Reporters love breaking a story. Such thrills are the pounding heart of the profession.
Every once in a while, you get a hold of one that just rivets the public’s attention. Somebody comes to grief or glory in some fashion and that is all anybody can talk about for days afterward.
For a newshound, there is nothing in the world more satisfying than having people hash over your work. It is what you do. You live to inform people and it is a validation of sorts if people can’t stop talking about information you gave them.
Then you get out in the community, and if it’s a small community like this one, say, it is not hard to find the people you write about living their lives. Something like seeing the parents of the teenager whose fatal car crash was your big story in line at the grocery store will bring it home for you.
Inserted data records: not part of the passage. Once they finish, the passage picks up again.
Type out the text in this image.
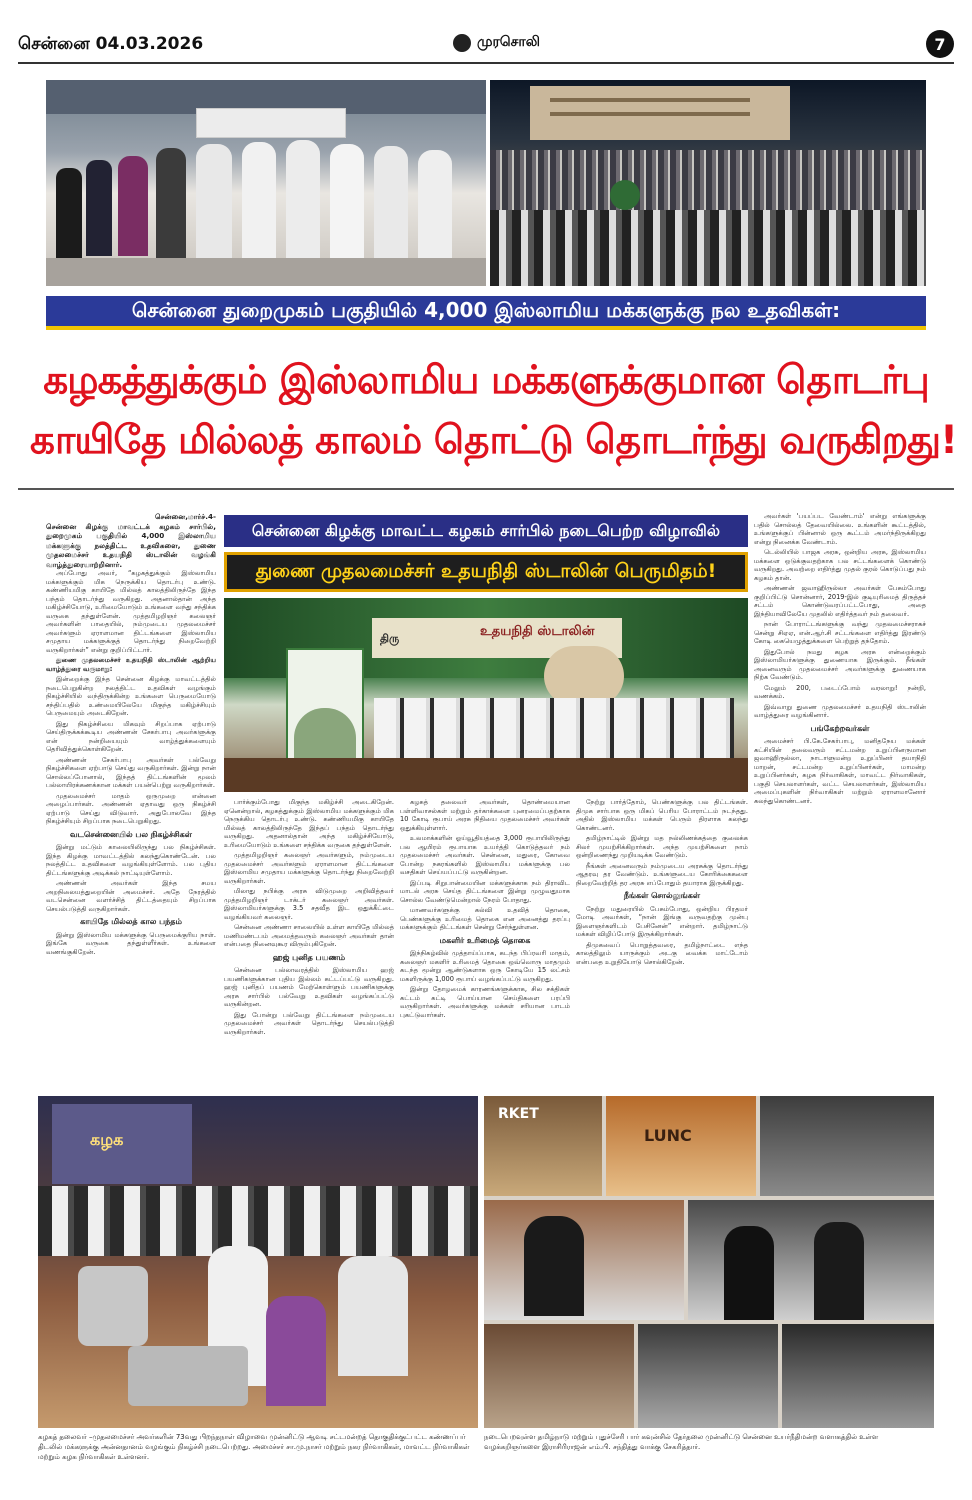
சென்னை 04.03.2026	முரசொலி	7
சென்னை துறைமுகம் பகுதியில் 4,000 இஸ்லாமிய மக்களுக்கு நல உதவிகள்:
கழகத்துக்கும் இஸ்லாமிய மக்களுக்குமான தொடர்பு
காயிதே மில்லத் காலம் தொட்டு தொடர்ந்து வருகிறது!
சென்னை,மார்ச்.4-
சென்னை கிழக்கு மாவட்டக் கழகம் சார்பில், துறைமுகம் பகுதியில் 4,000 இஸ்லாமிய மக்களுக்கு நலத்திட்ட உதவிகளை, துணை முதலமைச்சர் உதயநிதி ஸ்டாலின் வழங்கி வாழ்த்துரையாற்றினார்.

அப்போது அவர், “கழகத்துக்கும் இஸ்லாமிய மக்களுக்கும் மிக நெருக்கிய தொடர்பு உண்டு. கண்ணியமிகு காயிதே மில்லத் காலத்திலிருந்தே இந்த பந்தம் தொடர்ந்து வருகிறது. அதனால்தான் அந்த மகிழ்ச்சியோடு, உரிமையோடும் உங்களை வந்து சந்திக்க வருகை தந்துள்ளேன். முத்தமிழறிஞர் கலைஞர் அவர்களின் பாதையில், நம்முடைய முதலமைச்சர் அவர்களும் ஏராளமான திட்டங்களை இஸ்லாமிய சமுதாய மக்களுக்குத் தொடர்ந்து நிறைவேற்றி வருகிறார்கள்” என்று குறிப்பிட்டார்.

துணை முதலமைச்சர் உதயநிதி ஸ்டாலின் ஆற்றிய வாழ்த்துரை வருமாறு:

இன்றைக்கு இந்த சென்னை கிழக்கு மாவட்டத்தில் நடைபெறுகின்ற நலத்திட்ட உதவிகள் வழங்கும் நிகழ்ச்சியில் வந்திருக்கின்ற உங்களை பெருமையோடு சந்திப்பதில் உண்மையிலேயே மிகுந்த மகிழ்ச்சியும் பெருமையும் அடைகிறேன்.

இது நிகழ்ச்சியை மிகவும் சிறப்பாக ஏற்பாடு செய்திருக்கக்கூடிய அண்ணன் சேகர்பாபு அவர்களுக்கு என் நன்றியையும் வாழ்த்துக்களையும் தெரிவித்துக்கொள்கிறேன்.

அண்ணன் சேகர்பாபு அவர்கள் பல்வேறு நிகழ்ச்சிகளை ஏற்பாடு செய்து வருகிறார்கள். இன்று நான் சொல்லப்போனால், இந்தத் திட்டங்களின் மூலம் பல்லாயிரக்கணக்கான மக்கள் பயன்பெற்று வருகிறார்கள்.

முதலமைச்சர் மாதம் ஒருமுறை என்னை அழைப்பார்கள். அண்ணன் ஏதாவது ஒரு நிகழ்ச்சி ஏற்பாடு செய்து விடுவார். அதுபோலவே இந்த நிகழ்ச்சியும் சிறப்பாக நடைபெறுகிறது.

வடசென்னையில் பல நிகழ்ச்சிகள்

இன்று மட்டும் காலையிலிருந்து பல நிகழ்ச்சிகள். இந்த கிழக்கு மாவட்டத்தில் கலந்துகொண்டேன். பல நலத்திட்ட உதவிகளை வழங்கியுள்ளோம். பல புதிய திட்டங்களுக்கு அடிக்கல் நாட்டியுள்ளோம்.

அண்ணன் அவர்கள் இந்த சமய அறநிலையத்துறையின் அமைச்சர். அதே நேரத்தில் வடசென்னை வளர்ச்சித் திட்டத்தையும் சிறப்பாக செயல்படுத்தி வருகிறார்கள்.

காயிதே மில்லத் கால பந்தம்

இன்று இஸ்லாமிய மக்களுக்கு பெருமைக்குரிய நாள். இங்கே வருகை தந்துள்ளீர்கள். உங்களை வணங்குகிறேன்.

சென்னை கிழக்கு மாவட்ட கழகம் சார்பில் நடைபெற்ற விழாவில்
துணை முதலமைச்சர் உதயநிதி ஸ்டாலின் பெருமிதம்!
உதயநிதி ஸ்டாலின்
திரு

பார்க்கும்போது மிகுந்த மகிழ்ச்சி அடைகிறேன். ஏனென்றால், கழகத்துக்கும் இஸ்லாமிய மக்களுக்கும் மிக நெருக்கிய தொடர்பு உண்டு. கண்ணியமிகு காயிதே மில்லத் காலத்திலிருந்தே இந்தப் பந்தம் தொடர்ந்து வருகிறது. அதனால்தான் அந்த மகிழ்ச்சியோடு, உரிமையோடும் உங்களை சந்திக்க வருகை தந்துள்ளேன்.

முத்தமிழறிஞர் கலைஞர் அவர்களும், நம்முடைய முதலமைச்சர் அவர்களும் ஏராளமான திட்டங்களை இஸ்லாமிய சமுதாய மக்களுக்கு தொடர்ந்து நிறைவேற்றி வருகிறார்கள்.

மிலாது நபிக்கு அரசு விடுமுறை அறிவித்தவர் முத்தமிழறிஞர் டாக்டர் கலைஞர் அவர்கள். இஸ்லாமியர்களுக்கு 3.5 சதவீத இட ஒதுக்கீட்டை வழங்கியவர் கலைஞர்.

சென்னை அண்ணா சாலையில் உள்ள காயிதே மில்லத் மணிமண்டபம் அமைத்தவரும் கலைஞர் அவர்கள் தான் என்பதை நினைவுகூர விரும்புகிறேன்.

ஹஜ் புனித பயணம்

சென்னை பல்லாவரத்தில் இஸ்லாமிய ஹஜ் பயணிகளுக்கான புதிய இல்லம் கட்டப்பட்டு வருகிறது. ஹஜ் புனிதப் பயணம் மேற்கொள்ளும் பயணிகளுக்கு அரசு சார்பில் பல்வேறு உதவிகள் வழங்கப்பட்டு வருகின்றன.

இது போன்று பல்வேறு திட்டங்களை நம்முடைய முதலமைச்சர் அவர்கள் தொடர்ந்து செயல்படுத்தி வருகிறார்கள்.

கழகத் தலைவர் அவர்கள், தொண்மையான பள்ளிவாசல்கள் மற்றும் தர்காக்களை புனரமைப்பதற்காக 10 கோடி ரூபாய் அரசு நிதியை முதலமைச்சர் அவர்கள் ஒதுக்கியுள்ளார்.

உலமாக்களின் ஓய்வூதியத்தை 3,000 ரூபாயிலிருந்து பல ஆயிரம் ரூபாயாக உயர்த்தி கொடுத்தவர் நம் முதலமைச்சர் அவர்கள். சென்னை, மதுரை, கோவை போன்ற நகரங்களில் இஸ்லாமிய மக்களுக்கு பல வசதிகள் செய்யப்பட்டு வருகின்றன.

இப்படி சிறுபான்மையின மக்களுக்காக நம் திராவிட மாடல் அரசு செய்த திட்டங்களை இன்று முழுவதுமாக சொல்ல வேண்டுமென்றால் நேரம் போதாது.

மாணவர்களுக்கு கல்வி உதவித் தொகை, பெண்களுக்கு உரிமைத் தொகை என அனைத்து தரப்பு மக்களுக்கும் திட்டங்கள் சென்று சேர்ந்துள்ளன.

மகளிர் உரிமைத் தொகை

இந்நிகழ்வில் முத்தாய்ப்பாக, கடந்த பிப்ரவரி மாதம், கலைஞர் மகளிர் உரிமைத் தொகை ஒவ்வொரு மாதமும் கடந்த மூன்று ஆண்டுகளாக ஒரு கோடியே 15 லட்சம் மகளிருக்கு 1,000 ரூபாய் வழங்கப்பட்டு வருகிறது.

இன்று தோழமைக் காரணங்களுக்காக, சில சக்திகள் கட்டம் கட்டி பொய்யான செய்திகளை பரப்பி வருகிறார்கள். அவர்களுக்கு மக்கள் சரியான பாடம் புகட்டுவார்கள்.

நேற்று பார்த்தோம், பெண்களுக்கு பல திட்டங்கள். திமுக சார்பாக ஒரு மிகப் பெரிய போராட்டம் நடந்தது. அதில் இஸ்லாமிய மக்கள் பெரும் திரளாக கலந்து கொண்டனர்.

தமிழ்நாட்டில் இன்று மத நல்லிணக்கத்தை குலைக்க சிலர் முயற்சிக்கிறார்கள். அந்த முயற்சிகளை நாம் ஒன்றிணைந்து முறியடிக்க வேண்டும்.

நீங்கள் அனைவரும் நம்முடைய அரசுக்கு தொடர்ந்து ஆதரவு தர வேண்டும். உங்களுடைய கோரிக்கைகளை நிறைவேற்றித் தர அரசு எப்போதும் தயாராக இருக்கிறது.

நீங்கள் சொல்லுங்கள்

நேற்று மதுரையில் பேசும்போது, ஒன்றிய பிரதமர் மோடி அவர்கள், “நான் இங்கு வருவதற்கு முன்பு இளைஞர்களிடம் பேசினேன்” என்றார். தமிழ்நாட்டு மக்கள் விழிப்போடு இருக்கிறார்கள்.

திமுகவைப் பொறுத்தவரை, தமிழ்நாட்டை எந்த காலத்திலும் யாருக்கும் அடகு வைக்க மாட்டோம் என்பதை உறுதியோடு சொல்கிறேன்.

அவர்கள் 'பயப்பட வேண்டாம்' என்று எங்களுக்கு பதில் சொல்லத் தேவையில்லை. உங்களின் கூட்டத்தில், உங்களுக்குப் பின்னால் ஒரு கூட்டம் அமர்ந்திருக்கிறது என்று நினைக்க வேண்டாம்.

டெல்லியில் பாஜக அரசு, ஒன்றிய அரசு, இஸ்லாமிய மக்களை ஒடுக்குவதற்காக பல சட்டங்களைக் கொண்டு வருகிறது. அவற்றை எதிர்த்து முதல் குரல் கொடுப்பது நம் கழகம் தான்.

அண்ணன் ஜவாஹிருல்லா அவர்கள் பேசும்போது குறிப்பிட்டு சொன்னார், 2019-இல் குடியுரிமைத் திருத்தச் சட்டம் கொண்டுவரப்பட்டபோது, அதை இந்தியாவிலேயே முதலில் எதிர்த்தவர் நம் தலைவர்.

நான் போராட்டங்களுக்கு வந்து முதலமைச்சராகச் சென்று சிஏஏ, என்.ஆர்.சி சட்டங்களை எதிர்த்து இரண்டு கோடி கையெழுத்துக்களை பெற்றுத் தந்தோம்.

இதுபோல் நமது கழக அரசு என்றைக்கும் இஸ்லாமியர்களுக்கு துணையாக இருக்கும். நீங்கள் அனைவரும் முதலமைச்சர் அவர்களுக்கு துணையாக நிற்க வேண்டும்.

மேலும் 200, படைப்போம் வரலாறு! நன்றி, வணக்கம்.

இவ்வாறு துணை முதலமைச்சர் உதயநிதி ஸ்டாலின் வாழ்த்துரை வழங்கினார்.

பங்கேற்றவர்கள்

அமைச்சர் பி.கே.சேகர்பாபு, மனிதநேய மக்கள் கட்சியின் தலைவரும் சட்டமன்ற உறுப்பினருமான ஜவாஹிருல்லா, நாடாளுமன்ற உறுப்பினர் தயாநிதி மாறன், சட்டமன்ற உறுப்பினர்கள், மாமன்ற உறுப்பினர்கள், கழக நிர்வாகிகள், மாவட்ட நிர்வாகிகள், பகுதி செயலாளர்கள், வட்ட செயலாளர்கள், இஸ்லாமிய அமைப்புகளின் நிர்வாகிகள் மற்றும் ஏராளமானோர் கலந்துகொண்டனர்.

கழக
RKET
LUNC
கழகத் தலைவர் –முதலமைச்சர் அவர்களின் 73வது பிறந்தநாள் விழாவை முன்னிட்டு ஆவடி சட்டமன்றத் தொகுதிக்குட்பட்ட கண்ணப்பர் திடலில் மக்களுக்கு அன்னதானம் வழங்கும் நிகழ்ச்சி நடைபெற்றது. அமைச்சர் சா.மு.நாசர் மற்றும் நகர நிர்வாகிகள், மாவட்ட நிர்வாகிகள் மற்றும் கழக நிர்வாகிகள் உள்ளனர்.
நடைபெறவுள்ள தமிழ்நாடு மற்றும் புதுச்சேரி பார் கவுன்சில் தேர்தலை முன்னிட்டு சென்னை உயர்நீதிமன்ற வளாகத்தில் உள்ள வழக்கறிஞர்களை இராசிரிராஜன் எம்.பி. சந்தித்து வாக்கு சேகரித்தார்.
All of the stories we tell, every single one of them, involves real, flesh and blood people who will continue dealing with their real, flesh and blood circumstances long after everybody else has moved on.
By now you have likely heard of the late Devon Staples, the formerly 22-year-old Calais man who died July 4 performing the monumentally stupid feat of putting a fireworks mortar on top of his head.
Sad to say, the act that ended his life made him a national punch line, and an instant frontrunner for a Darwin award; a pseudo-honor given out posthumously to those who remove themselves from the human gene pool in ingeniously imaginative ways.
It is our understanding the late Staples was a popular, gregarious man; one who liked to ham it up and entertain his friends. It certainly does not sound like he went to that party expecting to kill himself.
It is not an accident, we think, that almost every news report we have seen mentions alcohol was involved, but even so, if every intoxicated young man died in the act of doing something stupid, there would hardly be 7 billion humans on the planet now.
In light of this tragedy, we understand the calls to reconsider the legalization of fireworks. We caution against rushing to amend state law on the strength of a bad weekend, but it does raise the question about what role, if any, regulations should play.
On some point along the fireworks continuum, it seems sensible to consider where some line of demarcation should be drawn dividing the relatively safe dangers any sensible jamoke can handle from the really serious dangers that should be left to trained, certified jamokes.
None of this helps Devon Staples of course, and nothing will fill the hole he leaves in the hearts of those who loved him. We expect Staples will win a Darwin award for his final act if only because we shudder to think of what someone would have to do to supercede him.
Staples’ fatal foolishness makes an interesting story, we agree. It’s a riveting you-are-never-going-to-believe this tale, but Devon Staples was not a punch line. He was a real person. They always are.